Sometimes a little yelling and screaming is a good thing, especially from folks who manage needy arts groups, destination points and tourism attractions relying on state funds for survival. Two key city destination points, Beardsley Zoo and Discovery Museum were potentially slated for hefty haircuts based on a new state policy to fund arts groups through a competitive grants process. But now state budget director Ben Barnes has issued this clarification to phase in the new way to fund programs in response to organizations that had already set budgets based on past practice. From Barnes:
Statement by OPM Secretary Ben Barnes Clarifies Issues With Arts Funding
I would like to clarify any misunderstandings about the proposal to change the way the State funds arts organizations.
Let me be clear, the proposed budget does not eliminate funding for arts organizations.

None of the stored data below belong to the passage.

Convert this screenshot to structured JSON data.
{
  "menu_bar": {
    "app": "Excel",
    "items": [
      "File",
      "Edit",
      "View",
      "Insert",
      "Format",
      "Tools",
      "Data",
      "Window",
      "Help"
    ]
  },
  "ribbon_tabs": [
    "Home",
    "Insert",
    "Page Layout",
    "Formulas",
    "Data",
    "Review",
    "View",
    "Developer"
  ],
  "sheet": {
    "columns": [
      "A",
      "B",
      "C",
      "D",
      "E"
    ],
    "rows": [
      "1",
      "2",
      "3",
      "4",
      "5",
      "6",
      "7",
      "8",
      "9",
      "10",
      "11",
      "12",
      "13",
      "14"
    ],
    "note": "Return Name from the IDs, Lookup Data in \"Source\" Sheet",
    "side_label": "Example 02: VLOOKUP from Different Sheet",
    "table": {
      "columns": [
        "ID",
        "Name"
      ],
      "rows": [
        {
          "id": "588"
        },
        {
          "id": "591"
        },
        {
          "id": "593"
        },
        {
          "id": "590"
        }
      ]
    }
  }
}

Our goals in making these changes are simple–we want to create a system that demands accountability standards and sets performance benchmarks for organizations that receive state money. The current system of simply allocating an earmark does not do that. It does not ask the organization to disclose how that money is being spent, how much the funding provided by the state contributes to the entirety of that organization’s budget or how many people take part in a given exhibit or event.

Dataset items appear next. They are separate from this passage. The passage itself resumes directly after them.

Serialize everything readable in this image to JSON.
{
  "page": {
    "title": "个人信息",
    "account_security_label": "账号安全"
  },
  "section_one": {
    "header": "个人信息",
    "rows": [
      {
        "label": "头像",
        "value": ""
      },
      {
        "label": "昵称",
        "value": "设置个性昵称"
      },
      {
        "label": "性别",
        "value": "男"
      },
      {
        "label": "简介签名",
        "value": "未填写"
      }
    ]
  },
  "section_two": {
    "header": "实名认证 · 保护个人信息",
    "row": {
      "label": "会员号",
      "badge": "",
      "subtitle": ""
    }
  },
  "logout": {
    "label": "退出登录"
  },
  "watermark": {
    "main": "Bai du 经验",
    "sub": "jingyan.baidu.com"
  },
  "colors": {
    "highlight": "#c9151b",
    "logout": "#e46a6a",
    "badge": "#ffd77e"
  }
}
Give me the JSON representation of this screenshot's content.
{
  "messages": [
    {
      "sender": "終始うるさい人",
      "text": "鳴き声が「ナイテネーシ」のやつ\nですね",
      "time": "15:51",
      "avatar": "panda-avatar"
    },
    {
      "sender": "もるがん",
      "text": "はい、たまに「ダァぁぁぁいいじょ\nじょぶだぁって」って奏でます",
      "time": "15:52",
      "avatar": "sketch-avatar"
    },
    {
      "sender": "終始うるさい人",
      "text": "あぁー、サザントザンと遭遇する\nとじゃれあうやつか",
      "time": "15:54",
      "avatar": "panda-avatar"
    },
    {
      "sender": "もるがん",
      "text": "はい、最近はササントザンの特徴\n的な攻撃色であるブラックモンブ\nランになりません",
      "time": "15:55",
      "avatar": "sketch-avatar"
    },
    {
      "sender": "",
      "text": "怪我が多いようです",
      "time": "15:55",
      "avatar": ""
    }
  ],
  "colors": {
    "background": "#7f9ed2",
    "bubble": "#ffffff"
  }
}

The system we want to work toward will demand that accountability, and the competitive nature by which the grants will be allocated could in fact increase funding for some groups. And just as importantly, it will let taxpayers know that their hard earned dollars are going to worthwhile projects that enrich their lives and make Connecticut a more attractive place to live and to visit–projects that truly rely on state funding.
We are asking for sacrifices from groups across the spectrum, including many state agencies. I believe these are reasonable asks for any group that receives state money during these incredibly challenging fiscal times.

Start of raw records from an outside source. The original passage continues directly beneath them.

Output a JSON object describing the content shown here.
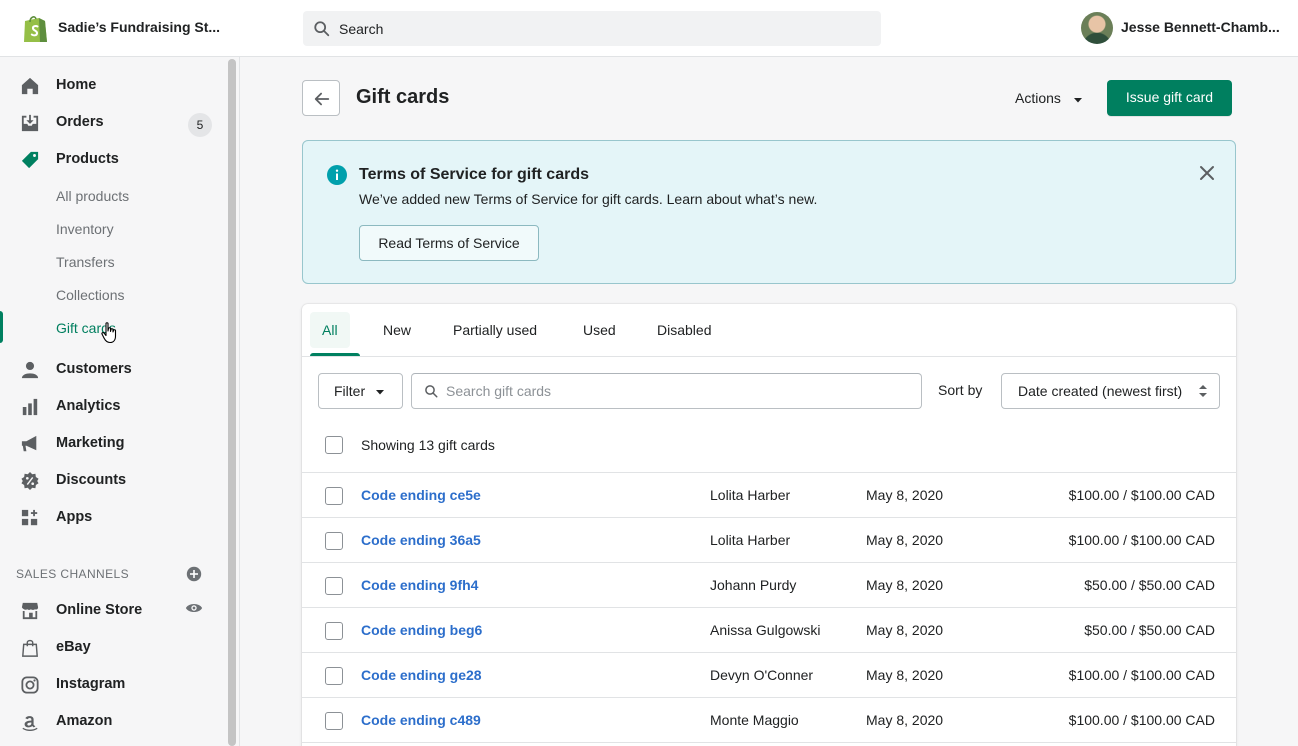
{
  "topbar": {
    "store_name": "Sadie’s Fundraising St...",
    "search_placeholder": "Search",
    "user_name": "Jesse Bennett-Chamb..."
  },
  "sidebar": {
    "items": [
      {
        "label": "Home",
        "icon": "home-icon"
      },
      {
        "label": "Orders",
        "icon": "orders-icon",
        "badge": "5"
      },
      {
        "label": "Products",
        "icon": "tag-icon"
      }
    ],
    "product_subitems": [
      "All products",
      "Inventory",
      "Transfers",
      "Collections",
      "Gift cards"
    ],
    "items_after": [
      {
        "label": "Customers",
        "icon": "person-icon"
      },
      {
        "label": "Analytics",
        "icon": "bar-chart-icon"
      },
      {
        "label": "Marketing",
        "icon": "megaphone-icon"
      },
      {
        "label": "Discounts",
        "icon": "discount-icon"
      },
      {
        "label": "Apps",
        "icon": "apps-icon"
      }
    ],
    "sales_channels_title": "SALES CHANNELS",
    "channels": [
      {
        "label": "Online Store",
        "icon": "store-icon"
      },
      {
        "label": "eBay",
        "icon": "bag-icon"
      },
      {
        "label": "Instagram",
        "icon": "instagram-icon"
      },
      {
        "label": "Amazon",
        "icon": "amazon-icon"
      }
    ]
  },
  "page": {
    "title": "Gift cards",
    "actions_label": "Actions",
    "primary_label": "Issue gift card"
  },
  "banner": {
    "title": "Terms of Service for gift cards",
    "text": "We’ve added new Terms of Service for gift cards. Learn about what’s new.",
    "button_label": "Read Terms of Service"
  },
  "tabs": [
    "All",
    "New",
    "Partially used",
    "Used",
    "Disabled"
  ],
  "filters": {
    "filter_label": "Filter",
    "search_placeholder": "Search gift cards",
    "sort_label": "Sort by",
    "sort_value": "Date created (newest first)"
  },
  "list": {
    "showing_text": "Showing 13 gift cards",
    "rows": [
      {
        "code": "Code ending ce5e",
        "customer": "Lolita Harber",
        "date": "May 8, 2020",
        "balance": "$100.00 / $100.00 CAD"
      },
      {
        "code": "Code ending 36a5",
        "customer": "Lolita Harber",
        "date": "May 8, 2020",
        "balance": "$100.00 / $100.00 CAD"
      },
      {
        "code": "Code ending 9fh4",
        "customer": "Johann Purdy",
        "date": "May 8, 2020",
        "balance": "$50.00 / $50.00 CAD"
      },
      {
        "code": "Code ending beg6",
        "customer": "Anissa Gulgowski",
        "date": "May 8, 2020",
        "balance": "$50.00 / $50.00 CAD"
      },
      {
        "code": "Code ending ge28",
        "customer": "Devyn O'Conner",
        "date": "May 8, 2020",
        "balance": "$100.00 / $100.00 CAD"
      },
      {
        "code": "Code ending c489",
        "customer": "Monte Maggio",
        "date": "May 8, 2020",
        "balance": "$100.00 / $100.00 CAD"
      }
    ]
  },
  "colors": {
    "brand_green": "#007f5f",
    "link_blue": "#2c6ecb",
    "banner_bg": "#e4f5f8"
  }
}
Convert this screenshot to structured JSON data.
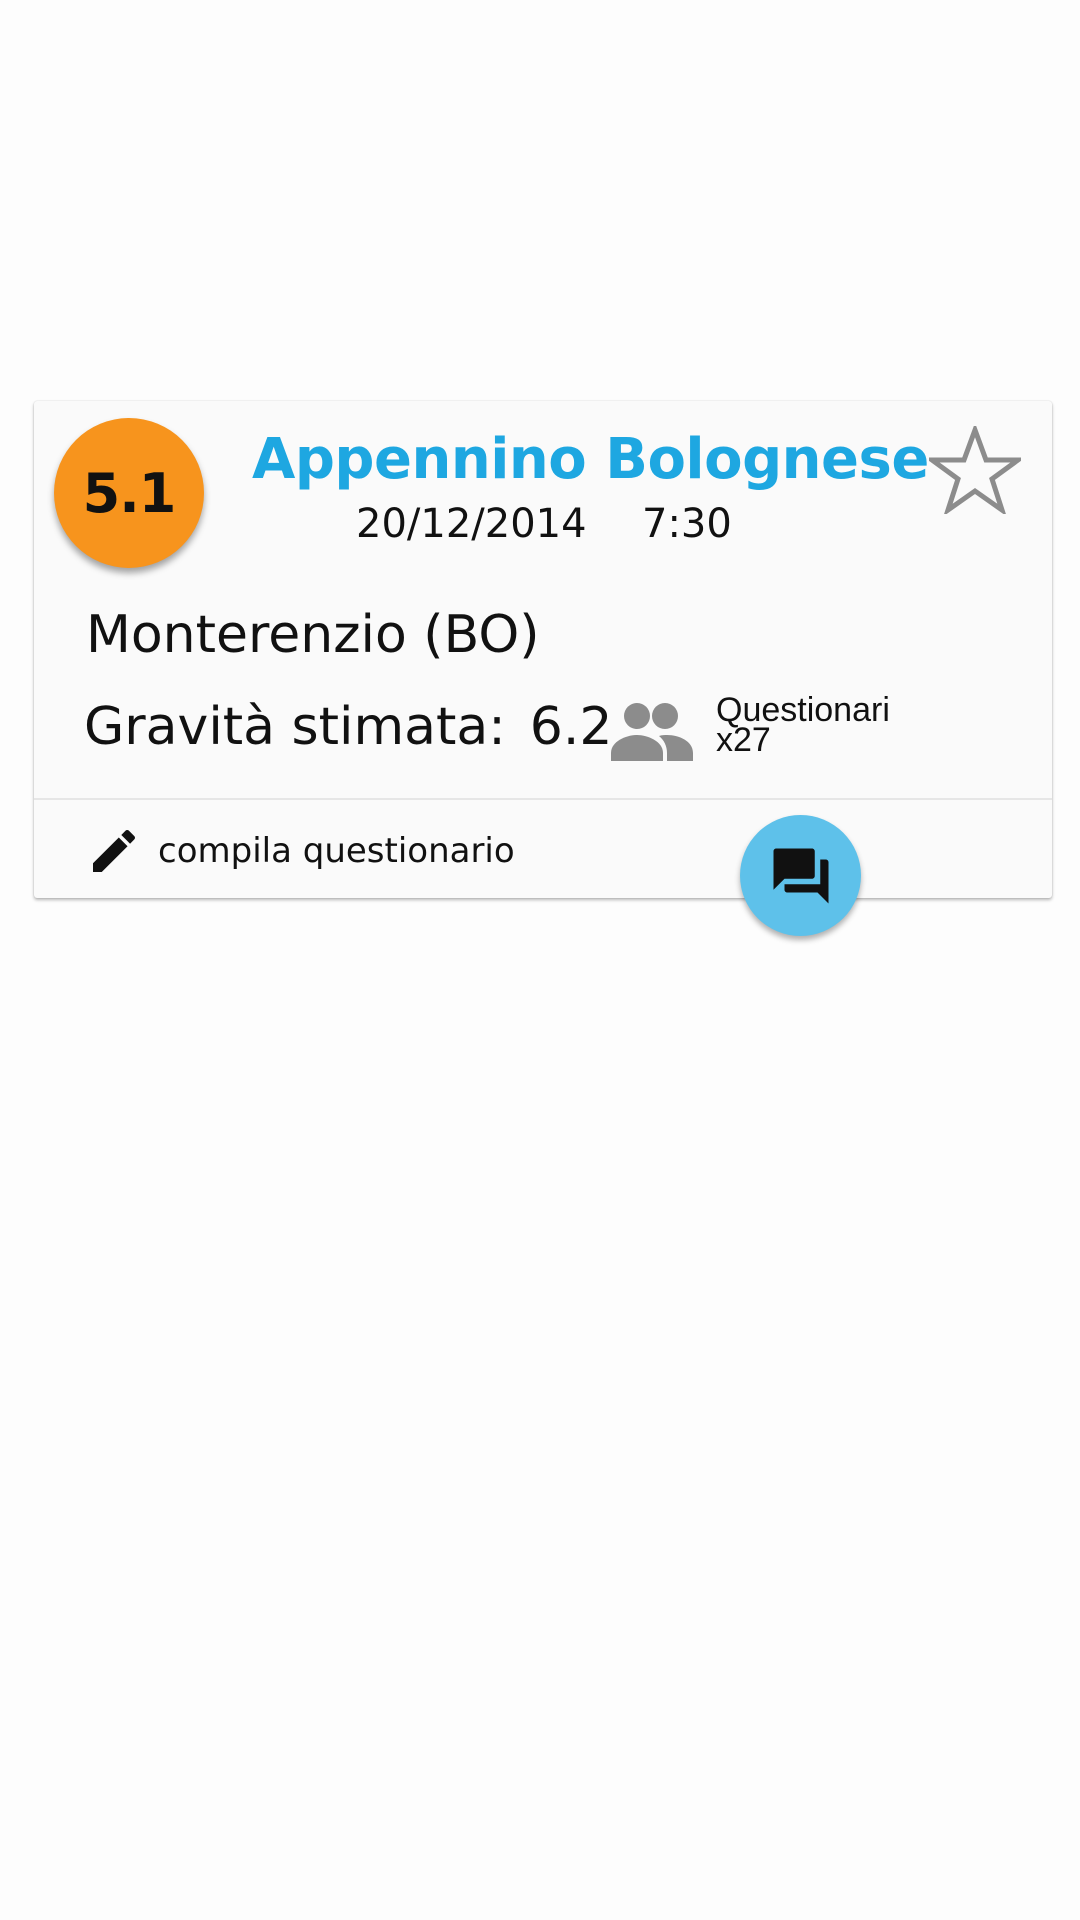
{
  "event": {
    "magnitude": "5.1",
    "region": "Appennino Bolognese",
    "date": "20/12/2014",
    "time": "7:30",
    "location": "Monterenzio (BO)",
    "gravity_label": "Gravità stimata:",
    "gravity_value": "6.2",
    "questionnaires_label": "Questionari",
    "questionnaires_count": "x27"
  },
  "actions": {
    "fill_questionnaire_label": "compila questionario"
  },
  "icons": {
    "favorite": "star-outline-icon",
    "people": "people-icon",
    "edit": "pencil-icon",
    "chat": "forum-icon"
  },
  "colors": {
    "magnitude_badge": "#f7941d",
    "region_title": "#1ea7e1",
    "chat_fab": "#5ec1ea",
    "people_icon": "#8c8c8c",
    "star_icon": "#8c8c8c"
  }
}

Coming from local government, I appreciate that some arts and cultural organizations depend on the earmarked state grants and that they build their budgets around it. We appreciate their need for continuity of funding. To that end, the Department of Economic and Community Development will develop a phase-in approach for funding in FY 2013 that guarantees existing earmark recipients will receive 80% of the allocation they received the prior year, with the remainder being allocated on competitive basis. Commissioner Smith will provide more details in March about that process.
In addition, we will work with the legislature to segregate funding for arts and cultural organizations from the tourism marketing account in order to clarify our objective that this funding be used to support arts organizations.
This administration has a strong track record of negotiating on contentious issues, including the state budget. We are always willing to discuss our proposals with advocates for the arts and look forward to a solution that will meet our goals while maintaining important cultural institutions.